Por: Andrés Hoyos

Fajardo a la hora de la verdad

SERGIO FAJARDO ME PARECE EL MEjor candidato entre los que a estas alturas tienen opciones de ganar la elección presidencial de 2010. Hizo una gran alcaldía de Medellín, en la que rompió valerosamente con una tradición funesta, y hasta ahora su campaña ha acertado.

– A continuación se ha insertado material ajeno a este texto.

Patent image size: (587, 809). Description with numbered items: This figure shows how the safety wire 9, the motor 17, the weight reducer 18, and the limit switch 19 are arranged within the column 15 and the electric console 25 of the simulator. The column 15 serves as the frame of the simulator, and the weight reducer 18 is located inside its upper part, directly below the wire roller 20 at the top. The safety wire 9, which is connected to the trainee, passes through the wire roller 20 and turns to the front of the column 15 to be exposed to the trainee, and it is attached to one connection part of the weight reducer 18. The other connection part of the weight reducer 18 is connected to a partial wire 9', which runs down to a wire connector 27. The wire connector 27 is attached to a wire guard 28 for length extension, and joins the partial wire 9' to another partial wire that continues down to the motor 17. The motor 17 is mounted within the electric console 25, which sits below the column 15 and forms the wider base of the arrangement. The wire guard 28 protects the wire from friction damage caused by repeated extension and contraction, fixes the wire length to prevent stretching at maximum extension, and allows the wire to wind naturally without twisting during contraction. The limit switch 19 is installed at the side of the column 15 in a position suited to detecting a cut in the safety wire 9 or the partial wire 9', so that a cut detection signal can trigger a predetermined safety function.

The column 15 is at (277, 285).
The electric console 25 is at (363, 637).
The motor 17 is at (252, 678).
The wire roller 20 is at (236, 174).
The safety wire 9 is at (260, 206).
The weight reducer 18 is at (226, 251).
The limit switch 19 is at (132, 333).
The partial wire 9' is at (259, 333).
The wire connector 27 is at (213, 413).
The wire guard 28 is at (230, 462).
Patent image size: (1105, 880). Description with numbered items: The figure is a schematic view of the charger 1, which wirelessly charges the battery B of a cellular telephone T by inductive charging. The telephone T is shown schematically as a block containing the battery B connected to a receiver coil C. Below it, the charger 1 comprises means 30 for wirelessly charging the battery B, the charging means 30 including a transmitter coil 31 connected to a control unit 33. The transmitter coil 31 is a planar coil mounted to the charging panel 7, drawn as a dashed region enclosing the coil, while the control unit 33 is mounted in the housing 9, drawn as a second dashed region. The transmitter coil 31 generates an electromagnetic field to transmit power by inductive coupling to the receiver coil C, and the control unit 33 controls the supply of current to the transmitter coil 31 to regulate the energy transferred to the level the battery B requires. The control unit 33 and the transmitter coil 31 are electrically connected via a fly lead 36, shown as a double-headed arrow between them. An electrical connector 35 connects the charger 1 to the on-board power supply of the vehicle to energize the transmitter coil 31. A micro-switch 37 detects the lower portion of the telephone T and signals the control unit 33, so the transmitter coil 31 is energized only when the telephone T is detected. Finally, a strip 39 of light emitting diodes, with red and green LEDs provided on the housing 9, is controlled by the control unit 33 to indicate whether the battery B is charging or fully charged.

Sergio leyó bien las claves del panorama posturibista, negándose a aparecer como enemigo de la Seguridad Democrática al tiempo que se resistía con éxito a ser triturado por la polarización. No obstante, la presión sobre él promete aumentar mucho. Todo lo que diga será amplificado y debatido, como serán explotados sin piedad los posibles errores que cometa. Nada demasiado raro: se llama la hora de la verdad.

Quizá parezca paradójico considerando lo dicho hasta ahora, pero muy pronto las tomas de posición claras serán menos riesgosas para Sergio que la continuada indefinición. Una razón para ello es que a falta de asideros polémicos en el presente sus adversarios podrán ensañarse con el pasado, y en particular con la supuesta participación de Don Berna en la pacificación de Medellín. Yo no creo para nada en eso, lo que no quiere decir que la situación no sea problemática para Fajardo si sus adversarios consiguen convertirla en un telón de fondo de la campaña. El otro inconveniente es que la indefinición del candidato podría convertirse en un fuerte pretexto para atacarlo, habida cuenta de que Juan Manuel Santos, su más potente adversario, tiene posiciones muy conocidas: las del Gobierno.

Una manera sencilla que tiene Sergio de resolver las posibles dudas sobre la seguridad sería ofrecer desde ya la cartera de Defensa a una persona que las despeje. Pero aun con eso, son muchos los temas sobre los que no se ha pronunciado con claridad. No tiene una posición definida sobre las elecciones parlamentarias y no ha acordado con los sectores de centro que le son objetivamente cercanos —aquellos que derivan sus votos de las ciudades y de la clase media educada—, una agenda legislativa mínima. Aislarse de la campaña al Congreso da una impresión de liviandad por parte del candidato; además, preludia serios problemas de gobernabilidad si llega a ganar la Presidencia. Creo que debe darse por descontado que de las próximas elecciones surgirá una importante fuerza parlamentaria uribista, cuya agenda podría consistir en maniatar a cualquiera que no sea de su cuerda, a menos que esta persona se comprometa a pasar la segunda reelección no inmediata, algo que convertiría al entonces ex presidente Uribe en una pesadilla constante para el inquilino que ocupe la Casa de Nariño.

Tampoco sabemos con certeza si Fajardo es amigo de los tratados de libre comercio —aunque a veces parece que sí, nunca los ha defendido en forma contundente—, si va a adelantar un política agresiva que contrarreste la contrarreforma agraria hecha por los paramilitares y la mafia, si tendrá la valentía de proponer una reforma tributaria que aumente el recaudo de impuestos, ya que el 23% del PIB que hoy se recoge no basta para sacar al país del conflicto ni para atacar con éxito la muy regresiva distribución del ingreso que en parte lo alimenta. Las guerras exitosas, las reparaciones a las víctimas —sean del Estado o de las fuerzas irregulares— y la reeducación de un país son todas políticas que cuestan mucha plata.

Sergio Fajardo está, pues, en su hora de la verdad. Ojalá acierte.